Hailing from Arookutty, near Kochi, she came to Thoppumpady as a 17 year-old bride. “My Class 10 results were announced after I came here,” she adds with a laugh. Her husband passed away in 2004, and ever since, she has been at the helm of the driving school, which she runs with her two sons, daughter-in-law and grandson. She still counts her husband as her biggest support, stating “all this is possible because of him.”
In order to run a driving school, it is mandated that the proprietors have licenses for the vehicles they teach. Although Radhamani does not need to drive any of these, as she is not a part of the regular teaching team of her driving school, she gets to use her skills once in way when she pitches in to do demonstrations for students.
Learning to drive
The first vehicle Radhamani learnt to drive was a car, for which she got a license as a 30 year-old in 1981. Later when Lalan decided to teach students how to drive heavy vehicles, as a stakeholder Radhamani says she too had to learn. “Learning or getting a license is not difficult. You are being taught what to do, you just follow the instructions,” she says. However, she admits that the did find driving the container trailer challenging. “It is not an easy vehicle to manoeuvre, especially tough is reversing it," she says. "I have driven most of these vehicles on the driving track,” she confesses.
Which is the one vehicle that she has not tried? The tower crane, she says. “It is quite high, there a quite a few steps to reach the cabin, climbing into it is not easy, especially in a sari,” she says. Her sari also made it difficult to learn how to ride a bicycle. “I never got around to learning cycling. Riding a bicycle in a sari or skirt was not easy back in the day: The ladies bicycle wasn’t common and learning it on a cycle with the bar didn’t appeal to me,” she states.

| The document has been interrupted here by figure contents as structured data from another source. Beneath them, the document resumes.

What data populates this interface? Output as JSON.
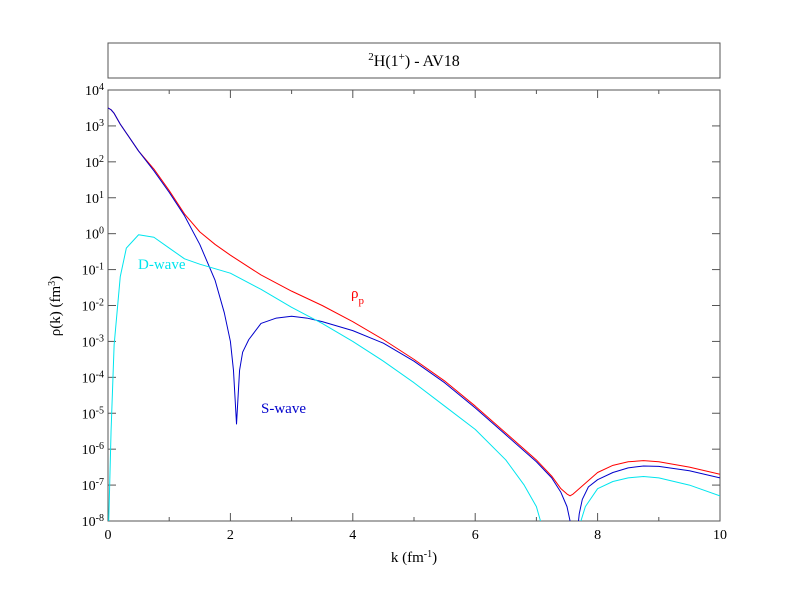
{
  "chart_data": {
    "type": "line",
    "title": {
      "superscript_mass": "2",
      "base": "H(1",
      "superscript_parity": "+",
      "suffix": ") - AV18"
    },
    "xlabel": {
      "prefix": "k (fm",
      "exponent": "-1",
      "suffix": ")"
    },
    "ylabel": {
      "prefix": "ρ(k) (fm",
      "exponent": "3",
      "suffix": ")"
    },
    "xlim": [
      0,
      10
    ],
    "ylim_log10": [
      -8,
      4
    ],
    "yscale": "log",
    "x_ticks": [
      0,
      2,
      4,
      6,
      8,
      10
    ],
    "x_tick_labels": [
      "0",
      "2",
      "4",
      "6",
      "8",
      "10"
    ],
    "y_tick_exponents": [
      "-8",
      "-7",
      "-6",
      "-5",
      "-4",
      "-3",
      "-2",
      "-1",
      "0",
      "1",
      "2",
      "3",
      "4"
    ],
    "y_tick_base": "10",
    "grid": false,
    "colors": {
      "rho_p": "#ff0000",
      "s_wave": "#0000cc",
      "d_wave": "#00e5ee"
    },
    "annotations": {
      "rho_p": {
        "base": "ρ",
        "subscript": "p"
      },
      "s_wave": "S-wave",
      "d_wave": "D-wave"
    },
    "series": [
      {
        "key": "rho_p",
        "x": [
          0,
          0.05,
          0.1,
          0.2,
          0.3,
          0.5,
          0.75,
          1.0,
          1.25,
          1.5,
          1.75,
          2.0,
          2.5,
          3.0,
          3.5,
          4.0,
          4.5,
          5.0,
          5.5,
          6.0,
          6.5,
          7.0,
          7.25,
          7.4,
          7.5,
          7.55,
          7.6,
          7.7,
          7.8,
          8.0,
          8.25,
          8.5,
          8.75,
          9.0,
          9.5,
          10.0
        ],
        "log10_y": [
          3.5,
          3.45,
          3.35,
          3.05,
          2.8,
          2.3,
          1.8,
          1.2,
          0.55,
          0.05,
          -0.3,
          -0.6,
          -1.15,
          -1.6,
          -2.0,
          -2.45,
          -2.95,
          -3.5,
          -4.1,
          -4.8,
          -5.55,
          -6.3,
          -6.75,
          -7.1,
          -7.25,
          -7.3,
          -7.25,
          -7.1,
          -6.95,
          -6.65,
          -6.45,
          -6.35,
          -6.32,
          -6.35,
          -6.5,
          -6.7
        ]
      },
      {
        "key": "s_wave",
        "x": [
          0,
          0.05,
          0.1,
          0.2,
          0.3,
          0.5,
          0.75,
          1.0,
          1.25,
          1.5,
          1.75,
          1.9,
          2.0,
          2.05,
          2.1,
          2.15,
          2.2,
          2.3,
          2.5,
          2.75,
          3.0,
          3.25,
          3.5,
          4.0,
          4.5,
          5.0,
          5.5,
          6.0,
          6.5,
          7.0,
          7.25,
          7.4,
          7.5,
          7.55,
          7.65,
          7.7,
          7.75,
          7.85,
          8.0,
          8.25,
          8.5,
          8.75,
          9.0,
          9.5,
          10.0
        ],
        "log10_y": [
          3.5,
          3.45,
          3.35,
          3.05,
          2.8,
          2.3,
          1.75,
          1.15,
          0.5,
          -0.3,
          -1.3,
          -2.2,
          -3.0,
          -3.8,
          -5.3,
          -3.8,
          -3.3,
          -2.95,
          -2.5,
          -2.35,
          -2.3,
          -2.35,
          -2.45,
          -2.7,
          -3.05,
          -3.55,
          -4.15,
          -4.85,
          -5.6,
          -6.35,
          -6.8,
          -7.2,
          -7.6,
          -8.0,
          -8.6,
          -7.8,
          -7.4,
          -7.05,
          -6.85,
          -6.65,
          -6.52,
          -6.47,
          -6.48,
          -6.6,
          -6.8
        ]
      },
      {
        "key": "d_wave",
        "x": [
          0,
          0.02,
          0.05,
          0.1,
          0.2,
          0.3,
          0.5,
          0.75,
          1.0,
          1.25,
          1.5,
          2.0,
          2.5,
          3.0,
          3.5,
          4.0,
          4.5,
          5.0,
          5.5,
          6.0,
          6.5,
          6.8,
          7.0,
          7.1,
          7.15,
          7.2,
          7.25,
          7.5,
          7.6,
          7.7,
          7.8,
          8.0,
          8.25,
          8.5,
          8.75,
          9.0,
          9.5,
          10.0
        ],
        "log10_y": [
          -8.8,
          -7.5,
          -5.5,
          -3.1,
          -1.2,
          -0.4,
          -0.03,
          -0.1,
          -0.4,
          -0.7,
          -0.85,
          -1.1,
          -1.55,
          -2.05,
          -2.5,
          -3.0,
          -3.55,
          -4.15,
          -4.8,
          -5.45,
          -6.3,
          -7.0,
          -7.6,
          -8.2,
          -8.7,
          -9.3,
          -10.5,
          -10.5,
          -8.9,
          -8.15,
          -7.6,
          -7.1,
          -6.9,
          -6.8,
          -6.76,
          -6.8,
          -7.0,
          -7.3
        ]
      }
    ]
  }
}
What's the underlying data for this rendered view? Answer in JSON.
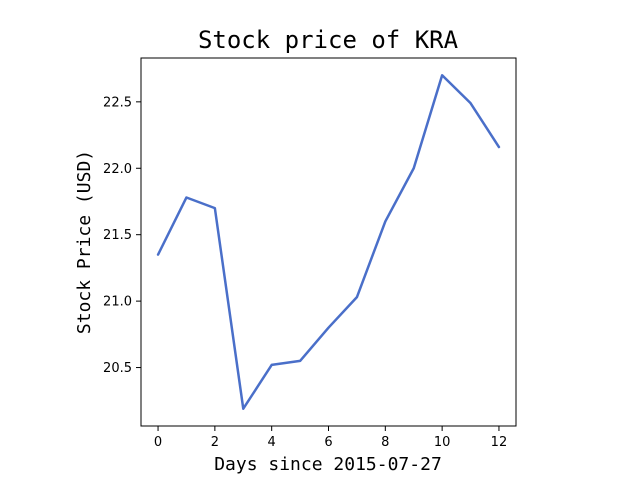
{
  "chart_data": {
    "type": "line",
    "title": "Stock price of KRA",
    "xlabel": "Days since 2015-07-27",
    "ylabel": "Stock Price (USD)",
    "x": [
      0,
      1,
      2,
      3,
      4,
      5,
      6,
      7,
      8,
      9,
      10,
      11,
      12
    ],
    "series": [
      {
        "values": [
          21.35,
          21.78,
          21.7,
          20.19,
          20.52,
          20.55,
          20.8,
          21.03,
          21.6,
          22.0,
          22.7,
          22.49,
          22.16
        ],
        "color": "#4a6fc9"
      }
    ],
    "xlim": [
      -0.6,
      12.6
    ],
    "ylim": [
      20.06,
      22.83
    ],
    "xticks": [
      0,
      2,
      4,
      6,
      8,
      10,
      12
    ],
    "xtick_labels": [
      "0",
      "2",
      "4",
      "6",
      "8",
      "10",
      "12"
    ],
    "yticks": [
      20.5,
      21.0,
      21.5,
      22.0,
      22.5
    ],
    "ytick_labels": [
      "20.5",
      "21.0",
      "21.5",
      "22.0",
      "22.5"
    ],
    "grid": false,
    "legend": "none"
  }
}
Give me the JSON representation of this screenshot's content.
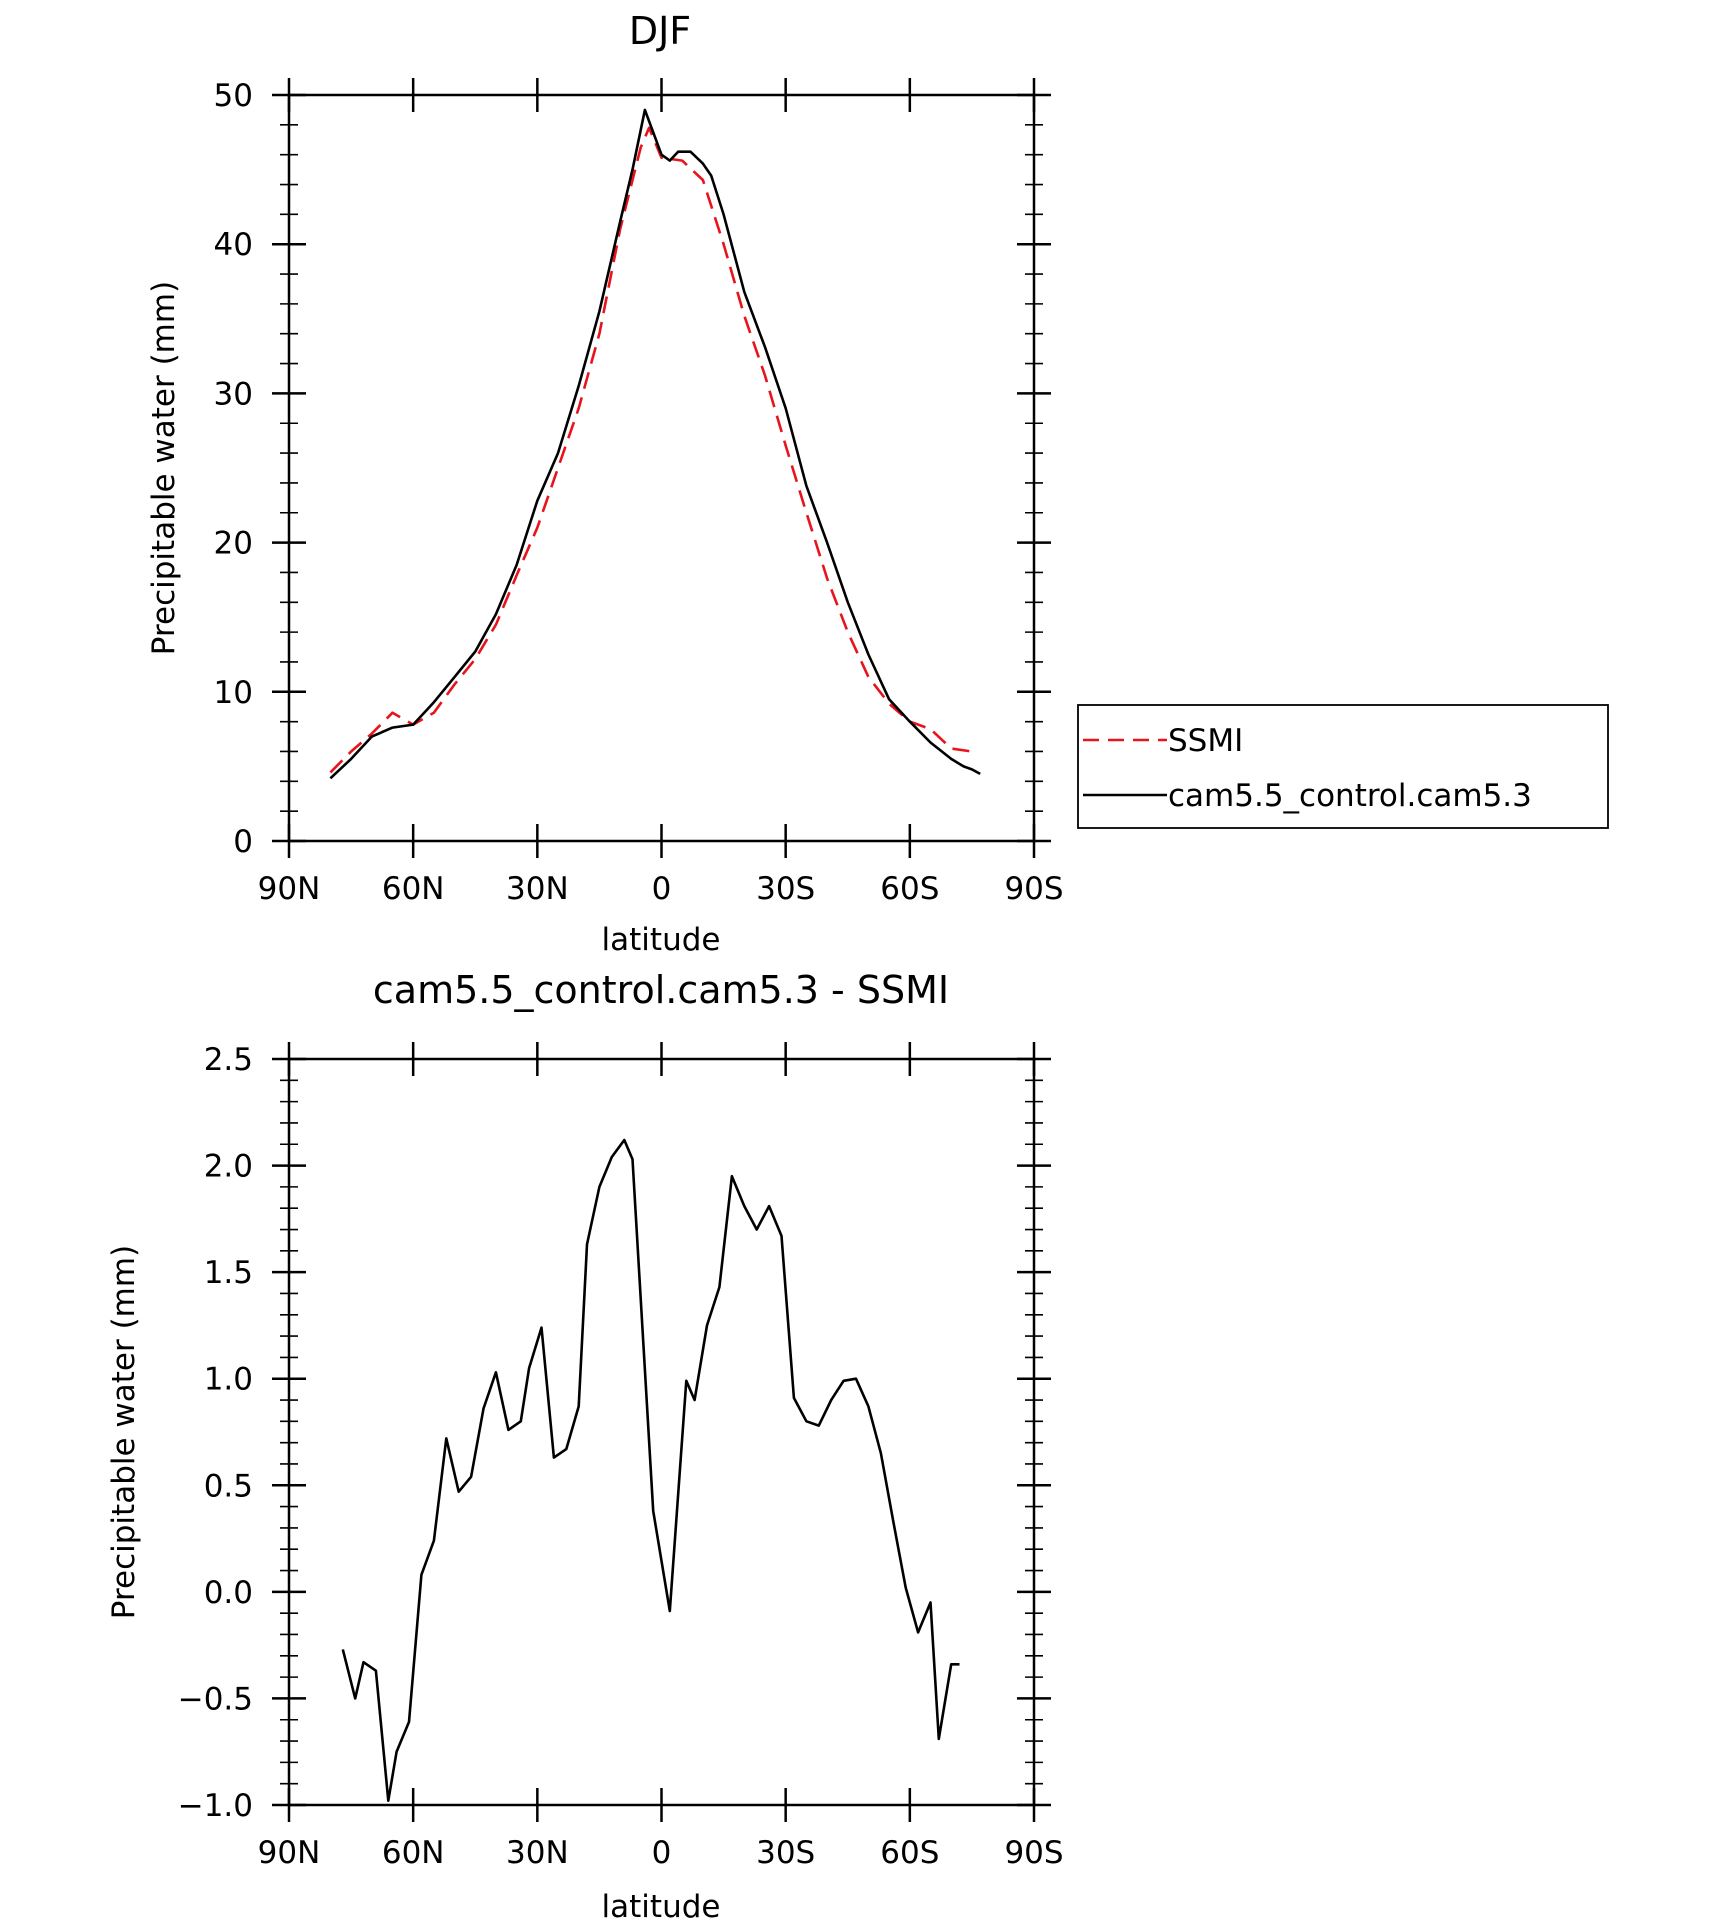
{
  "chart_data": [
    {
      "type": "line",
      "title": "DJF",
      "xlabel": "latitude",
      "ylabel": "Precipitable water (mm)",
      "xlim": [
        90,
        -90
      ],
      "ylim": [
        0,
        50
      ],
      "x_ticks": [
        90,
        60,
        30,
        0,
        -30,
        -60,
        -90
      ],
      "x_tick_labels": [
        "90N",
        "60N",
        "30N",
        "0",
        "30S",
        "60S",
        "90S"
      ],
      "y_ticks": [
        0,
        10,
        20,
        30,
        40,
        50
      ],
      "y_tick_labels": [
        "0",
        "10",
        "20",
        "30",
        "40",
        "50"
      ],
      "legend": {
        "placement": "right",
        "entries": [
          "SSMI",
          "cam5.5_control.cam5.3"
        ]
      },
      "series": [
        {
          "name": "SSMI",
          "color": "#e8141c",
          "dash": "dashed",
          "x": [
            80,
            75,
            70,
            65,
            60,
            55,
            50,
            45,
            40,
            35,
            30,
            25,
            20,
            15,
            10,
            5,
            3,
            0,
            -5,
            -10,
            -15,
            -20,
            -25,
            -30,
            -35,
            -40,
            -45,
            -50,
            -55,
            -60,
            -65,
            -70,
            -75
          ],
          "y": [
            4.6,
            6.0,
            7.2,
            8.6,
            7.8,
            8.6,
            10.5,
            12.2,
            14.5,
            17.8,
            21.0,
            25.0,
            29.0,
            34.0,
            41.0,
            46.5,
            47.8,
            45.8,
            45.6,
            44.3,
            40.0,
            35.2,
            31.2,
            26.5,
            22.0,
            17.6,
            14.0,
            11.0,
            9.2,
            8.0,
            7.5,
            6.2,
            6.0
          ]
        },
        {
          "name": "cam5.5_control.cam5.3",
          "color": "#000000",
          "dash": "solid",
          "x": [
            80,
            75,
            70,
            65,
            60,
            55,
            50,
            45,
            40,
            35,
            30,
            25,
            20,
            15,
            10,
            7,
            4,
            0,
            -2,
            -4,
            -7,
            -10,
            -12,
            -15,
            -20,
            -25,
            -30,
            -35,
            -40,
            -45,
            -50,
            -55,
            -60,
            -65,
            -70,
            -73,
            -75,
            -77
          ],
          "y": [
            4.2,
            5.5,
            7.0,
            7.6,
            7.8,
            9.3,
            11.0,
            12.7,
            15.2,
            18.5,
            22.8,
            26.0,
            30.5,
            35.5,
            41.5,
            45.0,
            49.0,
            46.0,
            45.6,
            46.2,
            46.2,
            45.4,
            44.6,
            42.0,
            36.8,
            33.1,
            29.0,
            23.8,
            20.0,
            16.0,
            12.5,
            9.5,
            8.0,
            6.6,
            5.5,
            5.0,
            4.8,
            4.5
          ]
        }
      ]
    },
    {
      "type": "line",
      "title": "cam5.5_control.cam5.3 - SSMI",
      "xlabel": "latitude",
      "ylabel": "Precipitable water (mm)",
      "xlim": [
        90,
        -90
      ],
      "ylim": [
        -1.0,
        2.5
      ],
      "x_ticks": [
        90,
        60,
        30,
        0,
        -30,
        -60,
        -90
      ],
      "x_tick_labels": [
        "90N",
        "60N",
        "30N",
        "0",
        "30S",
        "60S",
        "90S"
      ],
      "y_ticks": [
        -1.0,
        -0.5,
        0.0,
        0.5,
        1.0,
        1.5,
        2.0,
        2.5
      ],
      "y_tick_labels": [
        "−1.0",
        "−0.5",
        "0.0",
        "0.5",
        "1.0",
        "1.5",
        "2.0",
        "2.5"
      ],
      "series": [
        {
          "color": "#000000",
          "dash": "solid",
          "x": [
            77,
            74,
            72,
            69,
            66,
            64,
            61,
            58,
            55,
            52,
            49,
            46,
            43,
            40,
            37,
            34,
            32,
            29,
            26,
            23,
            20,
            18,
            15,
            12,
            9,
            7,
            2,
            -2,
            -6,
            -8,
            -11,
            -14,
            -17,
            -20,
            -23,
            -26,
            -29,
            -32,
            -35,
            -38,
            -41,
            -44,
            -47,
            -50,
            -53,
            -56,
            -59,
            -62,
            -65,
            -67,
            -70,
            -72
          ],
          "y": [
            -0.27,
            -0.5,
            -0.33,
            -0.37,
            -0.98,
            -0.75,
            -0.61,
            0.08,
            0.24,
            0.72,
            0.47,
            0.54,
            0.86,
            1.03,
            0.76,
            0.8,
            1.05,
            1.24,
            0.63,
            0.67,
            0.87,
            1.63,
            1.9,
            2.04,
            2.12,
            2.03,
            0.38,
            -0.09,
            0.99,
            0.9,
            1.25,
            1.43,
            1.95,
            1.81,
            1.7,
            1.81,
            1.67,
            0.91,
            0.8,
            0.78,
            0.9,
            0.99,
            1.0,
            0.87,
            0.65,
            0.33,
            0.02,
            -0.19,
            -0.05,
            -0.69,
            -0.34,
            -0.34
          ]
        }
      ]
    }
  ]
}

Despite being able to rumble by in a lorry, Radhamani got her two-wheeler comparatively late, in 1993, but it quickly became her favourite mode of transport. She still rides her scooter everywhere. “Back then the cars would be out for driving lessons, and I would be stuck. So my husband bought me a scooter and told everyone that it was mine alone. I find it is the most convenient means of transport. I take the car out only if I need to but I prefer the two-wheeler.”